Река — летом, изредка — зимой, но не больше, — чтоб можно было по ней соскучиться. Возвращаться с Реки — по крайней мере, не меньшее удовольствие, чем ликующе к ней припадать.
А иначе засосет, поработит, покроет щучьей чешуей. От этой великой Реки исходила определенная опасность, именно душевная угроза.
Пока Крылов ворочался, засыпая, ему в голову явились странные мысли. Даже не мысли — какая-то связка представлений.
Великая Река — литая, вязкая обская вода течет между покорными песчаными берегами не быстро, не медленно — Божественным ходом. Течет, наливает, прет, кажется, и под берегами, милостиво разрешая им быть над собой на тысячи километров к западу и к востоку. Это великий поток стремится на Север, в отверстый сквозняк Губы — этих врат в царство Мертвых.
В ней неисчислимо всего, во что воплощается природа, тьма тьмущая мускулов сжимается под ее суровым полотном. И в ней легко и просто сгинуть, пропасть, стать пищей пищи. Случайность ли, что ее древнейшие береговые дети, с их скупо отмеренными телами, за тысячи лет не научились плавать и даже не пытались научиться?
Бренная, на срок задышавшая глина с отмелей — кеты, ханты, селькупы — знали и умели все, что им было положено. И отказывались знать и уметь неположенное.

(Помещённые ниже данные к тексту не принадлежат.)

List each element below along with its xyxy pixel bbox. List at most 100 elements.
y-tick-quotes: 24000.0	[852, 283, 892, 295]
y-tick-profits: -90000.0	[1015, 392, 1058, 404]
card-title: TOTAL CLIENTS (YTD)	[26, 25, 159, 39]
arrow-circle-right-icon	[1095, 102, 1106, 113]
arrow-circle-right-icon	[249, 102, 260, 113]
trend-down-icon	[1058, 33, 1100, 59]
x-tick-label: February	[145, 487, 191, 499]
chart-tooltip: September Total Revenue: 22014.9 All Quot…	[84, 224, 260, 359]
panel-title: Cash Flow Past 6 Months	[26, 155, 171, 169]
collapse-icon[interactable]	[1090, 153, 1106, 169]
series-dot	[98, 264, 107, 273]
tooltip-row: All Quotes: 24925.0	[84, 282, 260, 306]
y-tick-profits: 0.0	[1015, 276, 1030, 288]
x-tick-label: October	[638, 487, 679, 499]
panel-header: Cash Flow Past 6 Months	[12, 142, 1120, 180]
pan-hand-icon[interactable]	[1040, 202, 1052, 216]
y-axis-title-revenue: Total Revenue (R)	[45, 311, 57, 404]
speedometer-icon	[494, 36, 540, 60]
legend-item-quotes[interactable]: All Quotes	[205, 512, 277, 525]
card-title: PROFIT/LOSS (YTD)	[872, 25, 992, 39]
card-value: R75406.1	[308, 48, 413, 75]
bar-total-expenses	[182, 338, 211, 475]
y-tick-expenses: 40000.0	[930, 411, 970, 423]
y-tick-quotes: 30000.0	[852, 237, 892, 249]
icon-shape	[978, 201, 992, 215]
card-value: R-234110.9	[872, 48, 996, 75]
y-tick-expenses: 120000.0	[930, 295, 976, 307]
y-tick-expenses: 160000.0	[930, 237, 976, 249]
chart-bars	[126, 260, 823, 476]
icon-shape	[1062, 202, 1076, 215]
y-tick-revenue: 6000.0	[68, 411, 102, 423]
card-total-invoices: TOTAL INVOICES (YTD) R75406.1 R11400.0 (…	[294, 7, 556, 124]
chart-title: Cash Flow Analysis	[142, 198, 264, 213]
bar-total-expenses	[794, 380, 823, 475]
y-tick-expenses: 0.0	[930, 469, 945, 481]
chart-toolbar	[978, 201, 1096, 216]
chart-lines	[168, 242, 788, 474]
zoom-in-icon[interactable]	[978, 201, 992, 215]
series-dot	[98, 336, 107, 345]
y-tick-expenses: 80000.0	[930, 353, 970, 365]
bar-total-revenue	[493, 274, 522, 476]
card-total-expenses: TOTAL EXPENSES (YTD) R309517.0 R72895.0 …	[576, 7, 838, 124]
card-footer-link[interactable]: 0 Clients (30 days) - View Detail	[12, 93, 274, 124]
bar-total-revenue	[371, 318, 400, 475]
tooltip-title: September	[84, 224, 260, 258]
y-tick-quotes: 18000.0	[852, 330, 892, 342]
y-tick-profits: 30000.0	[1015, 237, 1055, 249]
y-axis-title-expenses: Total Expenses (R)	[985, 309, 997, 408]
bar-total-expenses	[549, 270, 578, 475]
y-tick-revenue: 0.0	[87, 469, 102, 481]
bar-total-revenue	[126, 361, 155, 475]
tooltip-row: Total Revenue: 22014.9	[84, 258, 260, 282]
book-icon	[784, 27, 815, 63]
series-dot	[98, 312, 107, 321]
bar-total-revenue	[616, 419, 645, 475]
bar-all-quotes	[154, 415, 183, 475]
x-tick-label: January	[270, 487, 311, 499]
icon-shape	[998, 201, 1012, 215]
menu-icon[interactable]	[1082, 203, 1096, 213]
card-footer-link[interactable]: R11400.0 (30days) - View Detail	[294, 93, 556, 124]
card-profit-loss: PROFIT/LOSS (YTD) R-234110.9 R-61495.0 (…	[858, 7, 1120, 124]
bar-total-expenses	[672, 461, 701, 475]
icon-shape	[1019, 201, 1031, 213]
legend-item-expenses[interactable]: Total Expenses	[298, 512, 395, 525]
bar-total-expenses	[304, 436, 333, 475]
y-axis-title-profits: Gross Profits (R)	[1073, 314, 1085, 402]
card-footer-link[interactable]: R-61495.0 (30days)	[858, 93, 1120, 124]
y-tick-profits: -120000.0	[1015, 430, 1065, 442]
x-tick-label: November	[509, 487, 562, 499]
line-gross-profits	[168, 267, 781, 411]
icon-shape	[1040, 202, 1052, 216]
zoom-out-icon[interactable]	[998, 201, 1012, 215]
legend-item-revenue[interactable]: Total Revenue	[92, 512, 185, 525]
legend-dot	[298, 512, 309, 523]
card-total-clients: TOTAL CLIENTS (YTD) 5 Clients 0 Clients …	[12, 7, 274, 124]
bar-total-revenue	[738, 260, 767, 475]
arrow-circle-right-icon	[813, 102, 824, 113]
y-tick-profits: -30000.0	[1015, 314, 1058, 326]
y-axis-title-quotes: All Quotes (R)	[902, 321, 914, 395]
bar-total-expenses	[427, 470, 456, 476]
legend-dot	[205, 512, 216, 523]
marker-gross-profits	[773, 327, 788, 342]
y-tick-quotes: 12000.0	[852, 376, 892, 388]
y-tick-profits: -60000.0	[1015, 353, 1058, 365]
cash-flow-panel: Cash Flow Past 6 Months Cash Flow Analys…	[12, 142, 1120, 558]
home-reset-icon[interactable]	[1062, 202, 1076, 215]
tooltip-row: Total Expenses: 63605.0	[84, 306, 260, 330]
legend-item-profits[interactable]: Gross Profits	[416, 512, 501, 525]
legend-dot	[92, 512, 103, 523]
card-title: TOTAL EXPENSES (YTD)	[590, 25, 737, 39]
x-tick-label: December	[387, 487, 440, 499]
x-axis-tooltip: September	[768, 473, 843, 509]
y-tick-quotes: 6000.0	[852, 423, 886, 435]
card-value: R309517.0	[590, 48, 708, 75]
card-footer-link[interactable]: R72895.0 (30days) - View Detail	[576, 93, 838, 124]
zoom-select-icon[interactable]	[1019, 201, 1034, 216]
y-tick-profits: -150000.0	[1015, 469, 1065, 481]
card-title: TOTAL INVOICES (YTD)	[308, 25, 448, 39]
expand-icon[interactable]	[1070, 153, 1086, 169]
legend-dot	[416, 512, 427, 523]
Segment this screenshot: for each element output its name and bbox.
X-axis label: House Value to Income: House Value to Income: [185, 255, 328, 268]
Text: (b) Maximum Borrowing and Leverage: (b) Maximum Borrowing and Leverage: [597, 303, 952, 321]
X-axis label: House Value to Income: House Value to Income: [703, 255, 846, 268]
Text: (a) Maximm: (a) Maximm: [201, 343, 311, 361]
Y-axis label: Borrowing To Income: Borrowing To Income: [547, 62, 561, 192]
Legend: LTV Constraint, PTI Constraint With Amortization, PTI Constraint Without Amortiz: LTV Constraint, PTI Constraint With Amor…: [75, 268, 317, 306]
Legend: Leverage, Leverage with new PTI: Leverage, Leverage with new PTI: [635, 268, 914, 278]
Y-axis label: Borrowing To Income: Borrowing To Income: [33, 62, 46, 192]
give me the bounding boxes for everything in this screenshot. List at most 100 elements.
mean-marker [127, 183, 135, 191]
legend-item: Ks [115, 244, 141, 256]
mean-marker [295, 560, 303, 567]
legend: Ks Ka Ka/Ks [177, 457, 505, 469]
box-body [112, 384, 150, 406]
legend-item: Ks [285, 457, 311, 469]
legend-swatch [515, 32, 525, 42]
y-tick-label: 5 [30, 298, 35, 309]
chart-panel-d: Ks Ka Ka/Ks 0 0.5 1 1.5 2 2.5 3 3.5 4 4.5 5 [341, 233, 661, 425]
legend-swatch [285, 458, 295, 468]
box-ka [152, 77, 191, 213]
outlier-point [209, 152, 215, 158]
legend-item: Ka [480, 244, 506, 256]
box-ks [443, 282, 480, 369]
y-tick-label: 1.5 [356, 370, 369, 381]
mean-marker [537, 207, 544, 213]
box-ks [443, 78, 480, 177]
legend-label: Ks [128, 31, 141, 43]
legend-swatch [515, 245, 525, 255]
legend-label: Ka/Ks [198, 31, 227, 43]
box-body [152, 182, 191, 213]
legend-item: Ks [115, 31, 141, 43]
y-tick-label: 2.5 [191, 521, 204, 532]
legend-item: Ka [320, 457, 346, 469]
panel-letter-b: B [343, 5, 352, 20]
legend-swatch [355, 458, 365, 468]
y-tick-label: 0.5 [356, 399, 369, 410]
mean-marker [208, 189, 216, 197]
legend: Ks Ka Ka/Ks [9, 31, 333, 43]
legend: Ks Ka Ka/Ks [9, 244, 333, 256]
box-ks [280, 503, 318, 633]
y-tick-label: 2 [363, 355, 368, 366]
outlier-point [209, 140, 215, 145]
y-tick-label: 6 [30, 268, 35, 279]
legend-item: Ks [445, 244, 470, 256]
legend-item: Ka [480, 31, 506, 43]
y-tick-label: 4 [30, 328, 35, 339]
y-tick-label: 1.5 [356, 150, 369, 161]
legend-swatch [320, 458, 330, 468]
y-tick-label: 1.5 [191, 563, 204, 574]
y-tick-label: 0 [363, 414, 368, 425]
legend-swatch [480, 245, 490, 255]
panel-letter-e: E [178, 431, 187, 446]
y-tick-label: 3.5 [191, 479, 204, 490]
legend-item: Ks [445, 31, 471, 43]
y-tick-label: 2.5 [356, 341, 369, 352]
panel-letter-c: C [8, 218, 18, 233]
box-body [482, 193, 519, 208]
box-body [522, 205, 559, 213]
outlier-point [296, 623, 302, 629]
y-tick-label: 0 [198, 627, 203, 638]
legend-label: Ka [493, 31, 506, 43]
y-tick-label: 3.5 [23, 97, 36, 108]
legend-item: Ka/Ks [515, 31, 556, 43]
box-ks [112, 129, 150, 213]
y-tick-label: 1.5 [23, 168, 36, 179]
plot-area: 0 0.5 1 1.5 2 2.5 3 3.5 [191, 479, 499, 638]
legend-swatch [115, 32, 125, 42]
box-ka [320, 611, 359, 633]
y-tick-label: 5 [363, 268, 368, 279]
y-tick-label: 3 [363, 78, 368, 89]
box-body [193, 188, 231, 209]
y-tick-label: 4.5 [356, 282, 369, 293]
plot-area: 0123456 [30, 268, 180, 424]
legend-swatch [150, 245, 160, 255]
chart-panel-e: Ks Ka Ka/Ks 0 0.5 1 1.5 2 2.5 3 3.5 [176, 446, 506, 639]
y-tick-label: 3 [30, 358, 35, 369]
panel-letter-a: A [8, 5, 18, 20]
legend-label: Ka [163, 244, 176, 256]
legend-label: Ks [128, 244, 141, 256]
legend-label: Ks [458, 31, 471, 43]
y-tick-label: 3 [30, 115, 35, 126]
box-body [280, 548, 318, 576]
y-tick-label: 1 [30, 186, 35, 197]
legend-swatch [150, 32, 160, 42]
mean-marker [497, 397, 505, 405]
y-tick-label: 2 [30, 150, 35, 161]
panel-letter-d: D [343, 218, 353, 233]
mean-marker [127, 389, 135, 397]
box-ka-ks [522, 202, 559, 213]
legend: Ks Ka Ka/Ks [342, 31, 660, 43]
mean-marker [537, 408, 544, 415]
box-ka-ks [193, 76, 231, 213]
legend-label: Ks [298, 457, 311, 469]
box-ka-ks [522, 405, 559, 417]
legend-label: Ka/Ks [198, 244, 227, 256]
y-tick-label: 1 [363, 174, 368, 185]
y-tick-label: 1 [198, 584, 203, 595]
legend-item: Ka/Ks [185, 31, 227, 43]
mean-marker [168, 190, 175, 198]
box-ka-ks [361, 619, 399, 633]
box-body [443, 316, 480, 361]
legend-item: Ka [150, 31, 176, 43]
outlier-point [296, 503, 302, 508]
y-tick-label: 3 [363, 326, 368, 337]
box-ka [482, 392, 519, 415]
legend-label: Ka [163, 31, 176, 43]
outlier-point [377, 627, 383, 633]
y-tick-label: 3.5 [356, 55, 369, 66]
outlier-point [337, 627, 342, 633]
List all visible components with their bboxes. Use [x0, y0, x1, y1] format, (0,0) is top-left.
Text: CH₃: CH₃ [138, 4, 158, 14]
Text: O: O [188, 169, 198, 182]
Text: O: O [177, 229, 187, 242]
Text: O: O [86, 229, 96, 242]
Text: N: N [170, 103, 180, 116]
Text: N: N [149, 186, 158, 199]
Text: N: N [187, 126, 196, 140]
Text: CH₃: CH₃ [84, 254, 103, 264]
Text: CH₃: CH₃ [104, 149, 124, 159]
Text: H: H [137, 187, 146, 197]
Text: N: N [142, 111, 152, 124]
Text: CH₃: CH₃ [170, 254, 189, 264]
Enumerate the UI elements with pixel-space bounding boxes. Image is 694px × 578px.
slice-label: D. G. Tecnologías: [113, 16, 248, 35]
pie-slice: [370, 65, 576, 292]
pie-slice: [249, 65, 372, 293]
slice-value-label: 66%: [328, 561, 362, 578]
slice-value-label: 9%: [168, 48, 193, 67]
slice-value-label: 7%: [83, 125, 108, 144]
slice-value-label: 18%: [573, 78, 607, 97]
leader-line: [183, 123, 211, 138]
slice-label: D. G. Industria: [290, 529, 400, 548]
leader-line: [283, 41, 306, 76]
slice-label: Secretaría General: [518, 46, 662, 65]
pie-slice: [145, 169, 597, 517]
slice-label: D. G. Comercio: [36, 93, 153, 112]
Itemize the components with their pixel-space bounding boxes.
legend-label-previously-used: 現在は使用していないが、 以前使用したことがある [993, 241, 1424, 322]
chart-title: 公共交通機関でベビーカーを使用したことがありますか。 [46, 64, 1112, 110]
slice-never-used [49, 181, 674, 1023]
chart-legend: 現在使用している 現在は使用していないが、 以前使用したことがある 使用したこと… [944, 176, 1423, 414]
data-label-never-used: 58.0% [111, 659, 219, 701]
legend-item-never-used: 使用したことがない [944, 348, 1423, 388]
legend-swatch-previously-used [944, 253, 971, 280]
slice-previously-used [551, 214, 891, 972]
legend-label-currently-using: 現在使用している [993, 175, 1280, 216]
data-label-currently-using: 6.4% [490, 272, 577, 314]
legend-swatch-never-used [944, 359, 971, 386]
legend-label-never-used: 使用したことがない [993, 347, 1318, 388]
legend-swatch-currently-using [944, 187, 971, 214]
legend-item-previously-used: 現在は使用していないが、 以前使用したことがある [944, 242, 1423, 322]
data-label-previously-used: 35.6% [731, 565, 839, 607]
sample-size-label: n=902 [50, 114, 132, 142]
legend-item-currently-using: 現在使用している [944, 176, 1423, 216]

Обская вода — коричневая и зеленая, с сизыми плавниками притоков. Половина ее принадлежит живым и дана им в умное кормление. Но другая половина — мертвым. Недаром она лечит раны. Это понимаешь заполночь, когда речное лоно начинает глухо бормотать и будто мерцать изнутри. Еще острее это понимаешь в полдень, под колючим солнцем, на нескончаемом перегоне между селами, каждое из которых уже поэтому — миф, обыкновенный миф. Когда жарит, когда по берегам поочередно встают неведомы дымы — и пейзаж повторяется, повторяется, как рисунок на обоях — и вот уже мнится, что эти дымы, этот свирепый плавень по призрачным берегам — одни и те же. Их, в обгон судна, переносит все севернее та грозная сила, чье неотступное присутствие без передышки ощущаешь и кожей, и тем, что хранимо черепом.